Quando o homem saiu completamente do quarto, eu rolei para fora da cama e segui seus passos. Levemente abaixada e em completo silêncio. Cuidadosamente caminhei até estar próxima o suficiente para que o tiro fosse certeiro. Fiz a mira na cabeça e silenciei minha respiração. Não soube dizer o que mas algo no ar deve ter chamado a atenção do homem e ele de repente se virou.


Atirei.

E ele também.


Não sei exatamente como o alvo pôde ter me notado, mas a ação foi suficiente para que ele conseguisse sobreviver ao ataque. O meu tiro, no entanto, lhe acertou no braço direito, fazendo-o largar sua arma pouco depois dela ter atirado ao vento.

Aquela seria minha sorte. Ou meu azar. Pois no momento que se sucedeu, o homem, cego pela dor do ferimento e pela raiva da situação, apanhou um objeto próximo e arremessou-o em minha direção. Um ornamento em vidro de minha mãe. Um vaso que ela realmente prezava.

Mesmo atenta, nada pude fazer diante da rapidez daquela ação. O objeto acertou minha cabeça e se espatifou, fazendo-me cair pesadamente no chão. Ainda consciente mas com a visão deveras distorcida, eu ergui a arma e atirei sem mira várias vezes. Agarrada à um súbito de desespero e confusão eu perdi completamente minha seriedade e urrei alto. Naquele momento, minha voz competiu com o barulho dos tiros.

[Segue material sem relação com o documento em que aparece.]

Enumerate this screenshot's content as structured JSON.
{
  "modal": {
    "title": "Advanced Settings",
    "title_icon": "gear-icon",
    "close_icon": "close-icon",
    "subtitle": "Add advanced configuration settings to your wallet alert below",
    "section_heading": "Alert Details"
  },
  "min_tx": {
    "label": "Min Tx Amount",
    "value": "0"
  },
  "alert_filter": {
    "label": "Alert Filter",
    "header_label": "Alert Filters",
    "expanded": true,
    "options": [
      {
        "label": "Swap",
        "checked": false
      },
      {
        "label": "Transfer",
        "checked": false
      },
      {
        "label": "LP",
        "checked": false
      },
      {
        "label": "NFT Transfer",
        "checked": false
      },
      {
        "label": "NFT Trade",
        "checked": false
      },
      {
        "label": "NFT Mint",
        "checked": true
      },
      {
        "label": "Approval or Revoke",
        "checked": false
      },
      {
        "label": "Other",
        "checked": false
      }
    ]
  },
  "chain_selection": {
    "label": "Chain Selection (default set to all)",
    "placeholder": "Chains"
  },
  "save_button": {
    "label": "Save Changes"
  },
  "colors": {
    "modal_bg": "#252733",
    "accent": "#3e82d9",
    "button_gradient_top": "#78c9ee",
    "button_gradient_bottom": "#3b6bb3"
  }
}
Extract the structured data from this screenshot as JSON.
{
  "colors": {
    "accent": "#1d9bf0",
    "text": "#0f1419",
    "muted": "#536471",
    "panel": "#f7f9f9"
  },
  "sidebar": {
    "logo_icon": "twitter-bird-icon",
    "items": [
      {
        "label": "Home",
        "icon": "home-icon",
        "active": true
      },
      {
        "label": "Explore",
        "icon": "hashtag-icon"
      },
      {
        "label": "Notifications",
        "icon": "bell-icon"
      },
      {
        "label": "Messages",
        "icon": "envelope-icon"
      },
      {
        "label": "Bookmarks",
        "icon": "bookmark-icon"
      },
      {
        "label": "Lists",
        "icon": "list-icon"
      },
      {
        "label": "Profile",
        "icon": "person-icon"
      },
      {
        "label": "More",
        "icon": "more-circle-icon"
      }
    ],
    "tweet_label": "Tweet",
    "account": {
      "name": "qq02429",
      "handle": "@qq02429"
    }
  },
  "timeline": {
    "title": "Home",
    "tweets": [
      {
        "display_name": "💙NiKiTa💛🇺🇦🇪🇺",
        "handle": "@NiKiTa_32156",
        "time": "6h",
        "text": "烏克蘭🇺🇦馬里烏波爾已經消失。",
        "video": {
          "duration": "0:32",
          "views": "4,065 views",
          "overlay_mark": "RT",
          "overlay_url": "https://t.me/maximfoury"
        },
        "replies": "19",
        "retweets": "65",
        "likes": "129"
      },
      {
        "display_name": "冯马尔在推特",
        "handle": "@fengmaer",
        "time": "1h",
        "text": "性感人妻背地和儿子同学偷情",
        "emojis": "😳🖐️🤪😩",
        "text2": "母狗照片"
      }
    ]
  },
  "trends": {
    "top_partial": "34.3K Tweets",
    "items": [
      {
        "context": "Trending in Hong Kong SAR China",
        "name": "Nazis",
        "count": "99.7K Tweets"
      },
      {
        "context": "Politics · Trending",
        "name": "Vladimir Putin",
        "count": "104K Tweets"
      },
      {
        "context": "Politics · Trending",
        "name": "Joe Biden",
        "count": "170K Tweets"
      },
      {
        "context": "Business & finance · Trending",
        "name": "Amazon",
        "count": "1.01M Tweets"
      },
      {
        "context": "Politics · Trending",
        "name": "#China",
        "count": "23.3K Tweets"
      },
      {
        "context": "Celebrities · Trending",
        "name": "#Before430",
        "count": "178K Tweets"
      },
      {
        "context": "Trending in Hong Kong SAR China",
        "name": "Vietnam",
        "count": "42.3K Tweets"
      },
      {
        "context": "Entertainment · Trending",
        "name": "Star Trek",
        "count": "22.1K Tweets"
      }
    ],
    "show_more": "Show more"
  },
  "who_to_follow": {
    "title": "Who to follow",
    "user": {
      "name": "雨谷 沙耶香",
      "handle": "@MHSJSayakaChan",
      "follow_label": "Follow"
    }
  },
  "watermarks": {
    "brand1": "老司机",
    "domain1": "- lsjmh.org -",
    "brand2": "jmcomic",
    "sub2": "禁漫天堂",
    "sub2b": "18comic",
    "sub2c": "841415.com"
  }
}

A maioria dos disparos somente arrebentou os armários de vidro do outro lado, mas um deles, talvez dois, conseguiram acertar o alvo. O homem caiu mas os tiros mais uma vez não o mataram. Ele ainda conseguiu tempo para se arrastar até um canto da parede afim de se proteger dos demais. Felizmente, também para longe de sua arma, que havia escapado para longe de nossa visão.

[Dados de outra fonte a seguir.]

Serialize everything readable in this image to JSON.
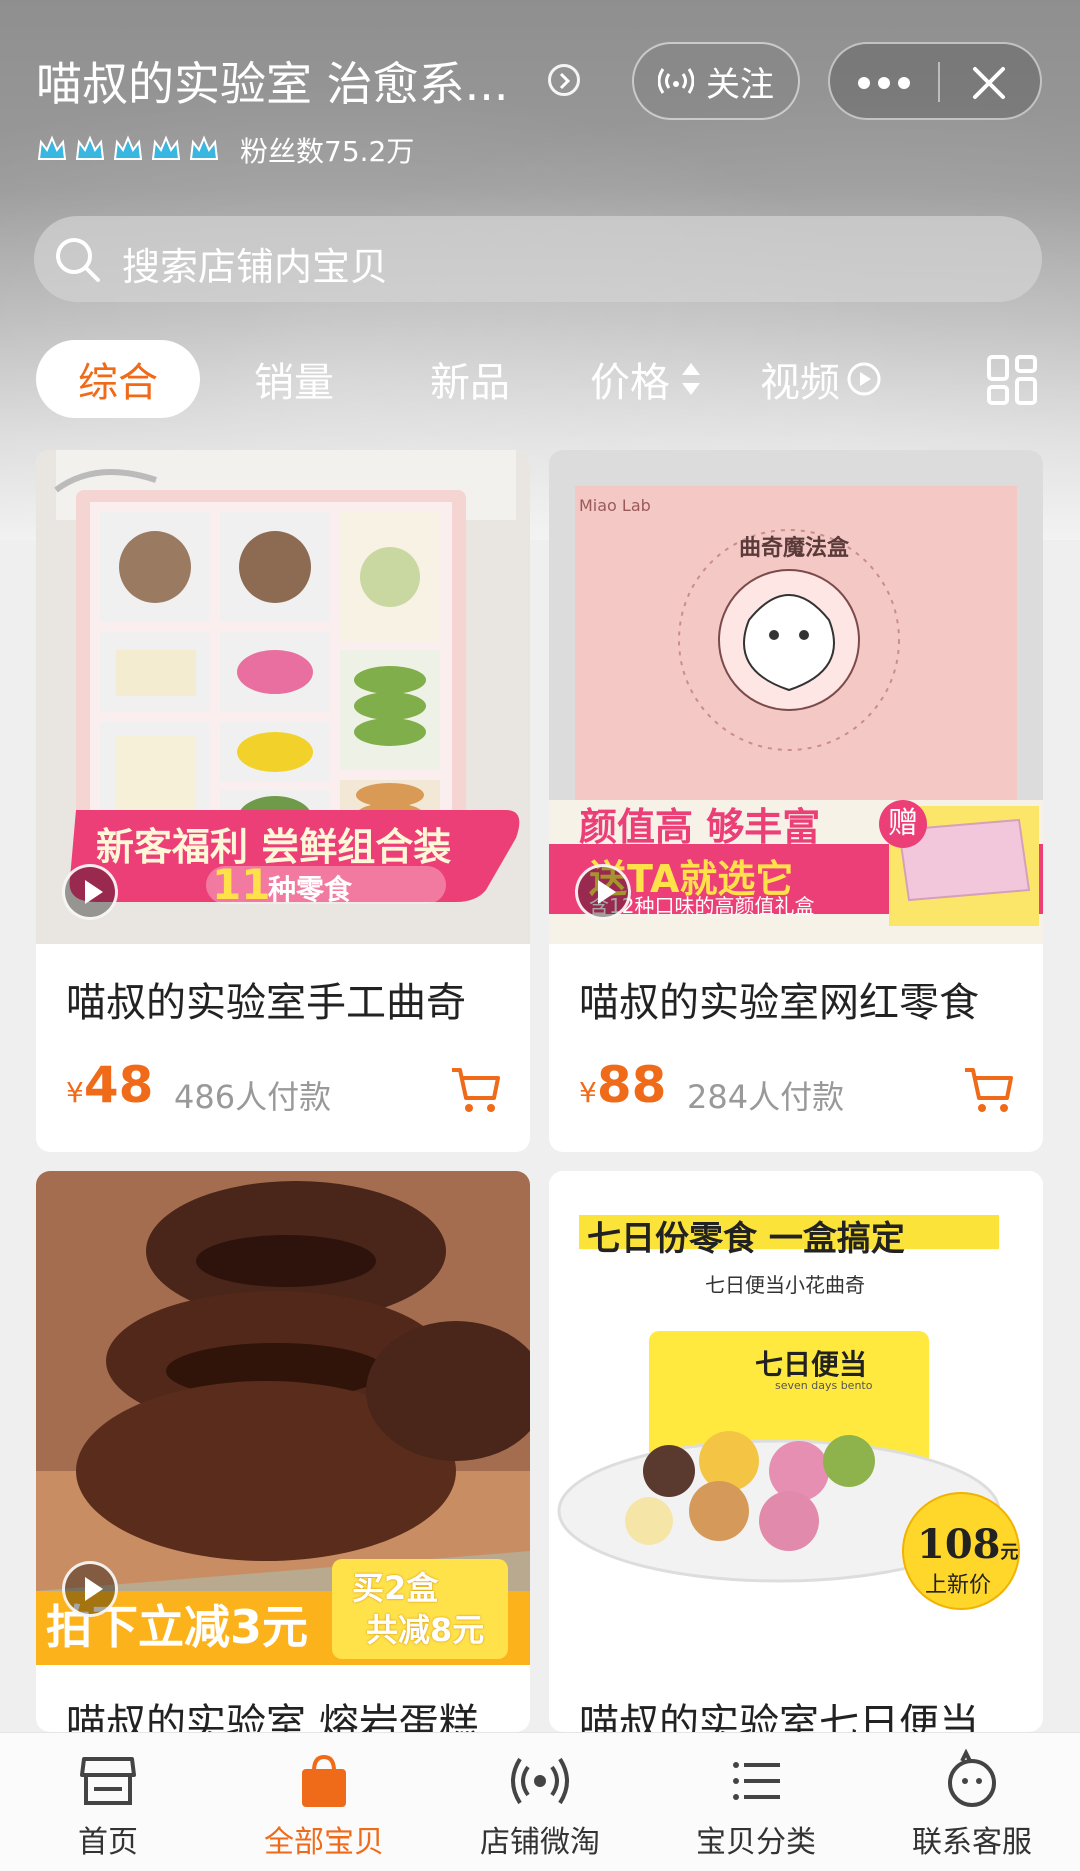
{
  "header": {
    "shop_title": "喵叔的实验室 治愈系...",
    "follow_label": "关注",
    "fans_text": "粉丝数75.2万",
    "crown_count": 5
  },
  "search": {
    "placeholder": "搜索店铺内宝贝"
  },
  "tabs": [
    {
      "label": "综合",
      "active": true
    },
    {
      "label": "销量"
    },
    {
      "label": "新品"
    },
    {
      "label": "价格"
    },
    {
      "label": "视频"
    }
  ],
  "products": [
    {
      "name": "喵叔的实验室手工曲奇",
      "currency": "¥",
      "price": "48",
      "sold": "486人付款",
      "banner_line1": "新客福利 尝鲜组合装",
      "banner_num": "11",
      "banner_line2": "种零食"
    },
    {
      "name": "喵叔的实验室网红零食",
      "currency": "¥",
      "price": "88",
      "sold": "284人付款",
      "box_title": "曲奇魔法盒",
      "box_brand": "Miao Lab",
      "banner_line1": "颜值高 够丰富",
      "banner_line2": "送TA就选它",
      "banner_gift": "赠",
      "banner_sub": "含12种口味的高颜值礼盒"
    },
    {
      "name": "喵叔的实验室 熔岩蛋糕",
      "banner_main": "拍下立减3元",
      "badge_line1": "买2盒",
      "badge_line2": "共减8元"
    },
    {
      "name": "喵叔的实验室七日便当",
      "headline": "七日份零食 一盒搞定",
      "subline": "七日便当小花曲奇",
      "box_label": "七日便当",
      "box_label_en": "seven days bento",
      "badge_price": "108",
      "badge_unit": "元",
      "badge_text": "上新价"
    }
  ],
  "bottom_nav": [
    {
      "label": "首页",
      "icon": "shop-icon"
    },
    {
      "label": "全部宝贝",
      "icon": "bag-icon",
      "active": true
    },
    {
      "label": "店铺微淘",
      "icon": "broadcast-icon"
    },
    {
      "label": "宝贝分类",
      "icon": "list-icon"
    },
    {
      "label": "联系客服",
      "icon": "chat-bubble-icon"
    }
  ],
  "colors": {
    "accent": "#ef6a19",
    "hero_gray": "#9a9a9a"
  }
}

Ainda confusa e dolorida, me levantei cambaleante. Estava coberta de cortes mas meu corpo parecia não se importar com nenhum deles. Passei a mão na minha testa. De um rasgo no supercílio escorria um rio de sangue, mas nem isso meu corpo parecia notar.

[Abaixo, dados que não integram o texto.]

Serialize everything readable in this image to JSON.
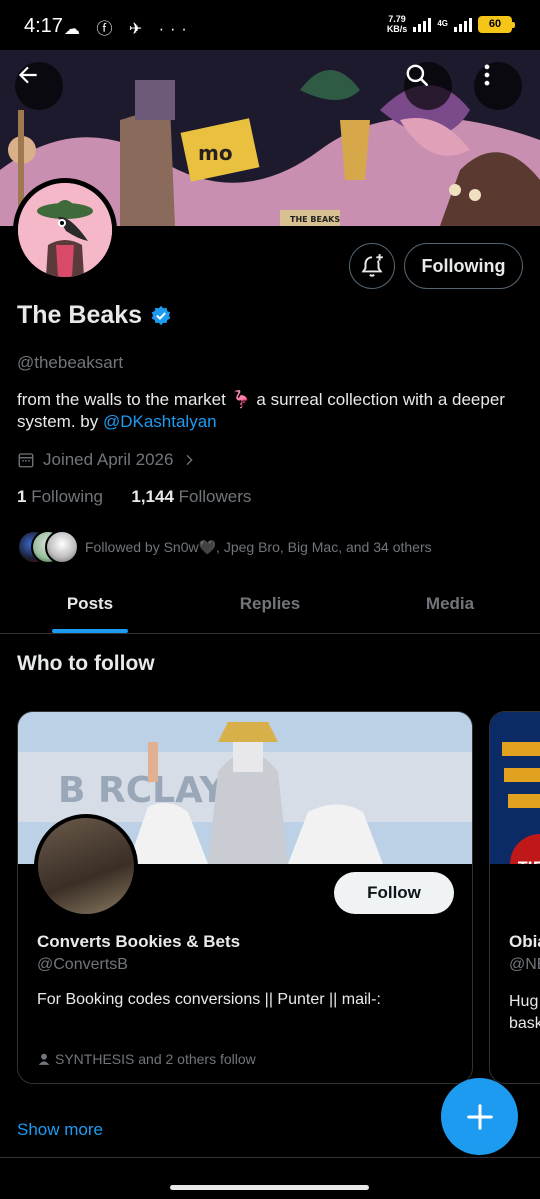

Do quarto, a voz do homem ecoava rouca, por vezes se engasgando no próprio sangue. Vendo-se sem saída, ele começara a praguejar. Mas eu estava pronta para terminar aquilo.


Ainda tentando manter certa seriedade, eu entrei no quarto e o encarei novamente.

— Por que? — Perguntou ele, enquanto se arrastava. — O que você está fazendo? Pare com isso! — Eu o observava já com certa irritação, ele estava sujando o chão que minha mãe havia acabado de limpar.


Levantei a arma e apontei para o alvo novamente.

Então, testemunhando minha face enfurecida – e deveras perturbada – em conjunto com a imagem decadente de minha aparência, o homem desistiu dos questionamentos e começou a me insultar realmente.

Ele me atacava com nomes absurdos, mesclando acusações sobre minha sanidade, sobre vergonha e família, sempre engasgando e soluçando em cada palavra. Ele estava completamente desesperado e, naquele momento, eu também.

Ele havia me quebrado.

Já com as lágrimas escorrendo copiosamente do meu rosto, eu acertei o último tiro e calei-o para sempre.

Não havia mais alvos. O plano estava seguindo, mas eu já estava fora da linha.

Após poucos segundos eu me joguei prostrada no chão e olhei em volta, meu foco estava desaparecendo. Completamente desanimada mas ainda tentando me agarrar àquela ideia, eu rapidamente comecei a traçar um novo plano de limpeza: Pegaria as almofadas dos sofás, tiraria o tapete, tamparia com terra a mancha lá fora...

Mas e esse?

O estado do chão estava muito complicado naquele lugar e provavelmente demoraria mais do que o planejado pra limpar tudo. Além disso, ainda haviam milhares de cacos de vidros no chão e quatro corpos para me desfazer.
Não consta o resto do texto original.